Currently we have a service creating XML pages based on various get parameters. As the number of parameters has increased, and number of different combinations has also increasing meaning the hit rate in our varnish cache has fell. We've increased the TTL, and hence the hit rate has increased but I'm toying with the following thought:
I just came across Edge Side Includes and am thinking.. If I produce pages of XML containing 50 elements each time, could I generate a page with 50 ESI(s) which varnish will then combine into one document?
Why 50 ESI elements you ask? Because each XML element itself is very easily cached by one URL, but the combination of the filters cause a multitude of different complete XML documents to be generated.
So, even if one request filters out the first 10 XML elements (because they don't confirm to the get params), because ESIs are used, each element will be fetched from the cache.
How heavy would this be on the server? Does it make sense to do this? Is ESI very expensive in which case it wouldn't make sense.
Update
First off, we have never run out of memory and Nuke is zero. We currently have a hit/miss ration of 0,4 with a ttl of 4 hours, which is terrible in my opinion... due to all of these combinations (countries, locales, etc).

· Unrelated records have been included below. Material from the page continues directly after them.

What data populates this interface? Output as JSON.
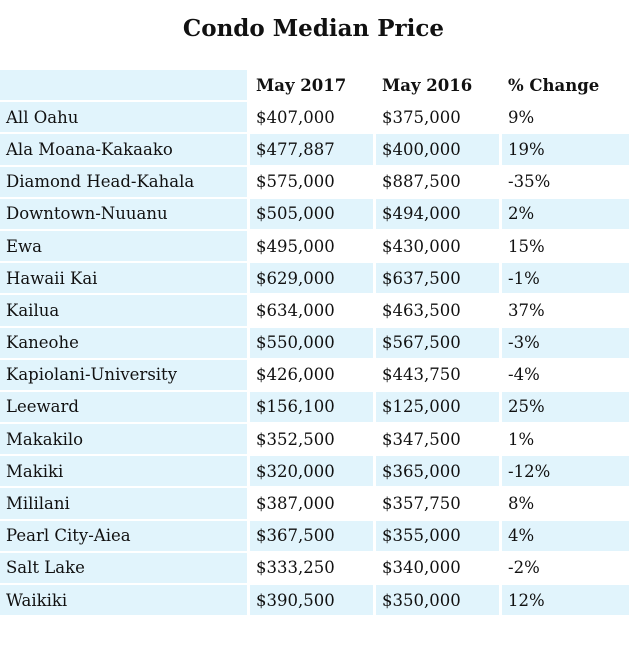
{
  "title": "Condo Median Price",
  "columns": [
    "",
    "May 2017",
    "May 2016",
    "% Change"
  ],
  "rows": [
    {
      "area": "All Oahu",
      "may2017": "$407,000",
      "may2016": "$375,000",
      "change": "9%"
    },
    {
      "area": "Ala Moana-Kakaako",
      "may2017": "$477,887",
      "may2016": "$400,000",
      "change": "19%"
    },
    {
      "area": "Diamond Head-Kahala",
      "may2017": "$575,000",
      "may2016": "$887,500",
      "change": "-35%"
    },
    {
      "area": "Downtown-Nuuanu",
      "may2017": "$505,000",
      "may2016": "$494,000",
      "change": "2%"
    },
    {
      "area": "Ewa",
      "may2017": "$495,000",
      "may2016": "$430,000",
      "change": "15%"
    },
    {
      "area": "Hawaii Kai",
      "may2017": "$629,000",
      "may2016": "$637,500",
      "change": "-1%"
    },
    {
      "area": "Kailua",
      "may2017": "$634,000",
      "may2016": "$463,500",
      "change": "37%"
    },
    {
      "area": "Kaneohe",
      "may2017": "$550,000",
      "may2016": "$567,500",
      "change": "-3%"
    },
    {
      "area": "Kapiolani-University",
      "may2017": "$426,000",
      "may2016": "$443,750",
      "change": "-4%"
    },
    {
      "area": "Leeward",
      "may2017": "$156,100",
      "may2016": "$125,000",
      "change": "25%"
    },
    {
      "area": "Makakilo",
      "may2017": "$352,500",
      "may2016": "$347,500",
      "change": "1%"
    },
    {
      "area": "Makiki",
      "may2017": "$320,000",
      "may2016": "$365,000",
      "change": "-12%"
    },
    {
      "area": "Mililani",
      "may2017": "$387,000",
      "may2016": "$357,750",
      "change": "8%"
    },
    {
      "area": "Pearl City-Aiea",
      "may2017": "$367,500",
      "may2016": "$355,000",
      "change": "4%"
    },
    {
      "area": "Salt Lake",
      "may2017": "$333,250",
      "may2016": "$340,000",
      "change": "-2%"
    },
    {
      "area": "Waikiki",
      "may2017": "$390,500",
      "may2016": "$350,000",
      "change": "12%"
    }
  ],
  "colors": {
    "row_band": "#e1f4fc",
    "background": "#ffffff"
  }
}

Worse still, tomcat has gone to 100% utilization and hung while varnish stays at a study 1-3%. My gut feeling says that having varnish stitch the ESI, and remember the subdocuments will protect tomcat even more and increase our capacity. We've never had to Nuke items strangely which means with the ~ 1GB cache it never fills before cache entries expire. I'm sure if we cache each sub-document, we may reach the memory limit and start nuking items... but doesn't varnish use some kind of least recently used algorithm?
It's generally not the best decision to blanket cache collections for which there are tons of different combinations of queries. Chances are, certain query combinations are accessed much more often than others (for instance combinations for which there's lots of SEO juice, or combinations that you distribute/share links to/have links to on your site, or are just more relevant to your users), so those should be selectively cached. The problem with just caching everything for a long ttl is if the url space is big, is that you may run out of memory and nuke resources that are frequently accessed in favor of caching things that are infrequently accessed.
There is no limit of ESI includes per page, and the approach you describe is a good strategy assuming the hit rate on the xml subdocuments will be very high. Cache hits in varnish are very lightweight so even if a page is a composite of 50 cache hits I think it will perform quite well compared to no caching. If the hit rate on esi included subdocuments is low, and there are tons of them on each page, it will result in worse performance than just having the backend rendering the subdocuments each time. I would definitely recommend doing some load testing on the following scenarios so that you can make an educated decision:
This will give a nice picture of how performance will degrade as your hit rate goes down (it may not be linear, hence doing 0%, 50%, 100%) and also tell you how much caching can improve the performance in theory. To me it seems likely that the best solution is some combination of esi:including fragments in a "working set" of regularly accessed subdocuments and rendering the subdocuments directly on the backend if they are not in the working set.